Удары сыплются. Тёма извивается, визжит, ловит сухую, жилистую руку, страстно целует ее, молит. Но что-то другое рядом с мольбой растет в его душе. Не целовать, а бить, кусать хочется ему эту противную, гадкую руку. Ненависть, какая-то дикая, жгучая злоба охватывает его.

Он бешено рвется, но железные тиски еще крепче сжимают его.

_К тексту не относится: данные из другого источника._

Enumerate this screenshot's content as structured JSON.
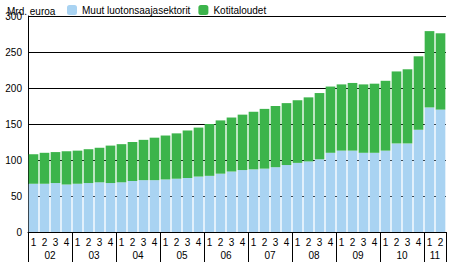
{
  "chart_data": {
    "type": "bar",
    "y_label": "Mrd. euroa",
    "categories": [
      "1",
      "2",
      "3",
      "4",
      "1",
      "2",
      "3",
      "4",
      "1",
      "2",
      "3",
      "4",
      "1",
      "2",
      "3",
      "4",
      "1",
      "2",
      "3",
      "4",
      "1",
      "2",
      "3",
      "4",
      "1",
      "2",
      "3",
      "4",
      "1",
      "2",
      "3",
      "4",
      "1",
      "2",
      "3",
      "4",
      "1",
      "2"
    ],
    "category_years": [
      "02",
      null,
      null,
      null,
      "03",
      null,
      null,
      null,
      "04",
      null,
      null,
      null,
      "05",
      null,
      null,
      null,
      "06",
      null,
      null,
      null,
      "07",
      null,
      null,
      null,
      "08",
      null,
      null,
      null,
      "09",
      null,
      null,
      null,
      "10",
      null,
      null,
      null,
      "11",
      null
    ],
    "series": [
      {
        "name": "Muut luotonsaajasektorit",
        "color": "#a9d3f2",
        "values": [
          67,
          67,
          68,
          66,
          67,
          68,
          69,
          68,
          69,
          71,
          72,
          72,
          73,
          74,
          75,
          77,
          78,
          81,
          84,
          86,
          87,
          88,
          90,
          93,
          96,
          98,
          101,
          110,
          113,
          113,
          110,
          110,
          113,
          123,
          123,
          142,
          173,
          170
        ]
      },
      {
        "name": "Kotitaloudet",
        "color": "#3cb44b",
        "values": [
          41,
          43,
          43,
          46,
          46,
          47,
          48,
          52,
          53,
          54,
          56,
          59,
          61,
          63,
          66,
          68,
          72,
          74,
          75,
          77,
          80,
          83,
          85,
          86,
          87,
          89,
          92,
          92,
          92,
          94,
          95,
          96,
          97,
          100,
          103,
          102,
          106,
          106
        ]
      }
    ],
    "stacked": true,
    "legend": "top-left",
    "grid": true,
    "ylim": [
      0,
      300
    ],
    "yticks": [
      0,
      50,
      100,
      150,
      200,
      250,
      300
    ]
  }
}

– Противный, гадкий, я тебя не люблю! – кричит он с бессильной злобой.

– Полюбишь!

Тёма яростно впивается зубами в руку отца.

– Ах ты змееныш?!

И ловким поворотом Тёма на диване, голова его в подушке. Одна рука придерживает, а другая продолжает хлестать извивающегося, рычащего Тёму.

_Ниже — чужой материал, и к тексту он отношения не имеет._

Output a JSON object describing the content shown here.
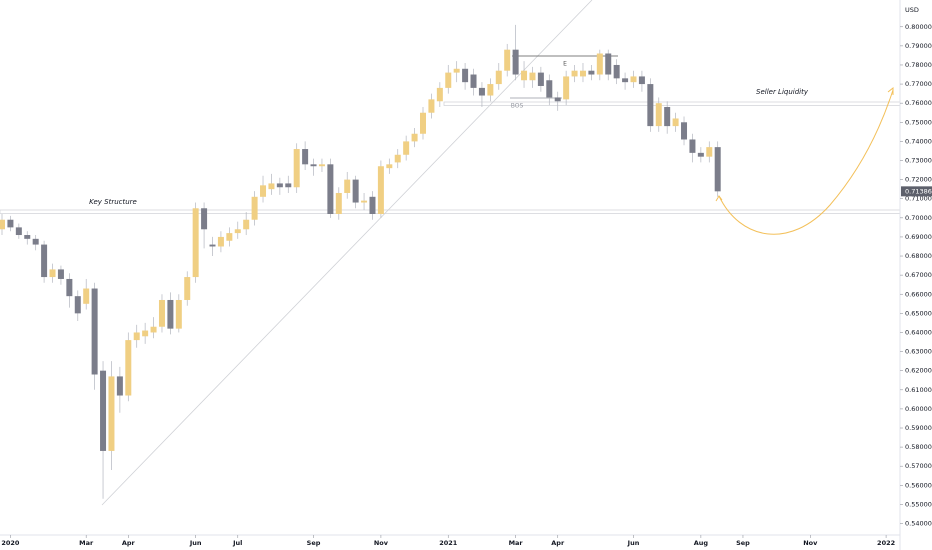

Удары глухо сыплются один за другим, отмечая рубец за рубцом на маленьком посинелом теле.

С помертвелым лицом ждет мать исхода, сидя одна в гостиной. Каждый вопль рвет ее за самое сердце, каждый удар терзает до самого дна ее душу.

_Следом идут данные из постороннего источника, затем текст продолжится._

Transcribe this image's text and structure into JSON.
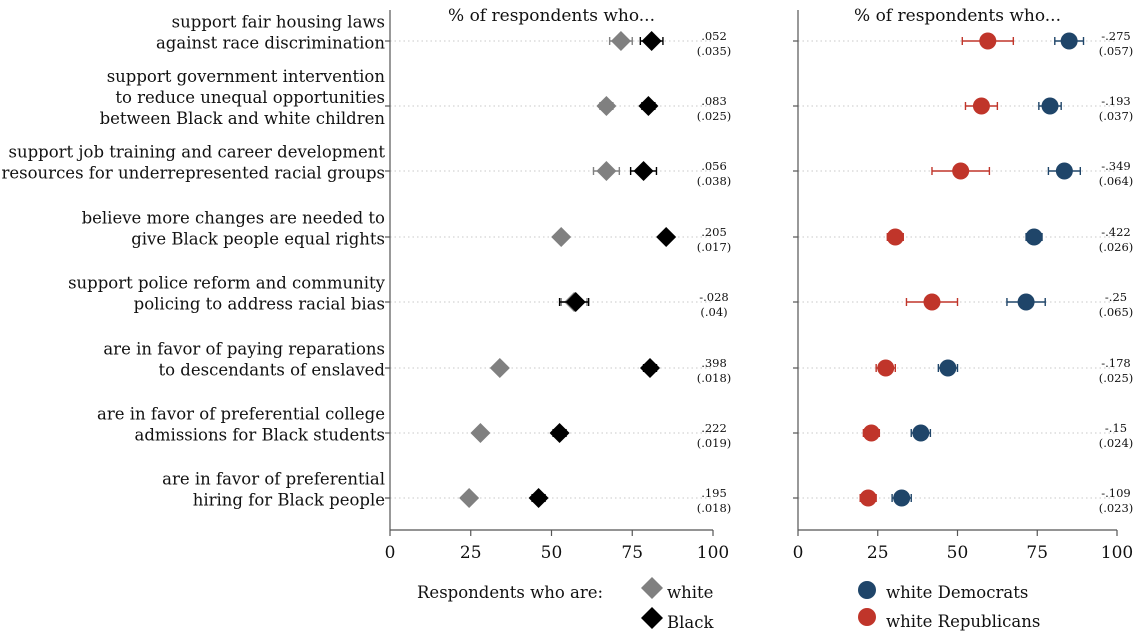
{
  "chart_data": [
    {
      "type": "scatter",
      "title": "% of respondents who...",
      "categories": [
        [
          "support fair housing laws",
          "against race discrimination"
        ],
        [
          "support government intervention",
          "to reduce unequal opportunities",
          "between Black and white children"
        ],
        [
          "support job training and career development",
          "resources for underrepresented racial groups"
        ],
        [
          "believe more changes are needed to",
          "give Black people equal rights"
        ],
        [
          "support police reform and community",
          "policing to address racial bias"
        ],
        [
          "are in favor of paying reparations",
          "to descendants of enslaved"
        ],
        [
          "are in favor of preferential college",
          "admissions for Black students"
        ],
        [
          "are in favor of preferential",
          "hiring for Black people"
        ]
      ],
      "xlim": [
        0,
        100
      ],
      "xticks": [
        "0",
        "25",
        "50",
        "75",
        "100"
      ],
      "series": [
        {
          "name": "white",
          "color": "#808080",
          "marker": "diamond",
          "values": [
            71.5,
            67,
            67,
            53,
            57,
            34,
            28,
            24.5
          ],
          "ci": [
            [
              68,
              75
            ],
            [
              65,
              69
            ],
            [
              63,
              71
            ],
            [
              51.5,
              54.5
            ],
            [
              53,
              61
            ],
            [
              32.5,
              35.5
            ],
            [
              26.5,
              29.5
            ],
            [
              23,
              26
            ]
          ]
        },
        {
          "name": "Black",
          "color": "#000000",
          "marker": "diamond",
          "values": [
            81,
            80,
            78.5,
            85.5,
            57.5,
            80.5,
            52.5,
            46
          ],
          "ci": [
            [
              77.5,
              84.5
            ],
            [
              78,
              82
            ],
            [
              74.5,
              82.5
            ],
            [
              84,
              87
            ],
            [
              52.5,
              61.5
            ],
            [
              78.5,
              82.5
            ],
            [
              50.5,
              54.5
            ],
            [
              44,
              48
            ]
          ]
        }
      ],
      "annotations": [
        [
          ".052",
          "(.035)"
        ],
        [
          ".083",
          "(.025)"
        ],
        [
          ".056",
          "(.038)"
        ],
        [
          ".205",
          "(.017)"
        ],
        [
          "-.028",
          "(.04)"
        ],
        [
          ".398",
          "(.018)"
        ],
        [
          ".222",
          "(.019)"
        ],
        [
          ".195",
          "(.018)"
        ]
      ],
      "legend": {
        "title": "Respondents who are:",
        "placement": "bottom"
      }
    },
    {
      "type": "scatter",
      "title": "% of respondents who...",
      "xlim": [
        0,
        100
      ],
      "xticks": [
        "0",
        "25",
        "50",
        "75",
        "100"
      ],
      "series": [
        {
          "name": "white Democrats",
          "color": "#1f4569",
          "marker": "circle",
          "values": [
            85,
            79,
            83.5,
            74,
            71.5,
            47,
            38.5,
            32.5
          ],
          "ci": [
            [
              80.5,
              89.5
            ],
            [
              75.5,
              82.5
            ],
            [
              78.5,
              88.5
            ],
            [
              71.5,
              76.5
            ],
            [
              65.5,
              77.5
            ],
            [
              44,
              50
            ],
            [
              35.5,
              41.5
            ],
            [
              29.5,
              35.5
            ]
          ]
        },
        {
          "name": "white Republicans",
          "color": "#c0352a",
          "marker": "circle",
          "values": [
            59.5,
            57.5,
            51,
            30.5,
            42,
            27.5,
            23,
            22
          ],
          "ci": [
            [
              51.5,
              67.5
            ],
            [
              52.5,
              62.5
            ],
            [
              42,
              60
            ],
            [
              28,
              33
            ],
            [
              34,
              50
            ],
            [
              24.5,
              30.5
            ],
            [
              20.5,
              25.5
            ],
            [
              19.5,
              24.5
            ]
          ]
        }
      ],
      "annotations": [
        [
          "-.275",
          "(.057)"
        ],
        [
          "-.193",
          "(.037)"
        ],
        [
          "-.349",
          "(.064)"
        ],
        [
          "-.422",
          "(.026)"
        ],
        [
          "-.25",
          "(.065)"
        ],
        [
          "-.178",
          "(.025)"
        ],
        [
          "-.15",
          "(.024)"
        ],
        [
          "-.109",
          "(.023)"
        ]
      ],
      "legend": {
        "placement": "bottom"
      }
    }
  ]
}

Ах! Зачем она опять дала себя убедить, зачем связала себя словом не вмешиваться и ждать?

Но разве он смел так связать ее словом?! И наконец он сам увлекающийся, он может не заметить, как забьет мальчика! Боже мой! Что это за хрип?!

Ужас наполняет душу матери.

– Довольно, довольно! – кричит она, врываясь в кабинет. – Довольно!!

– Полюбуйся, каков твой звереныш! – сует ей отец прокушенный палец.

Но она не видит этого пальца. Она с ужасом смотрит на диван, откуда слезает в это время растрепанный, жалкий, огаженный звереныш и дико, с инстинктом зверя, о котором на минуту забыли, пробирается к выходу. Мучительная боль пронизывает мать. Горьким чувством звучат ее слова, когда она говорит мужу:

– И это воспитание?! Это знание натуры мальчика?! Превратить в жалкого идиота ребенка, вырвать его человеческое достоинство – это воспитание?!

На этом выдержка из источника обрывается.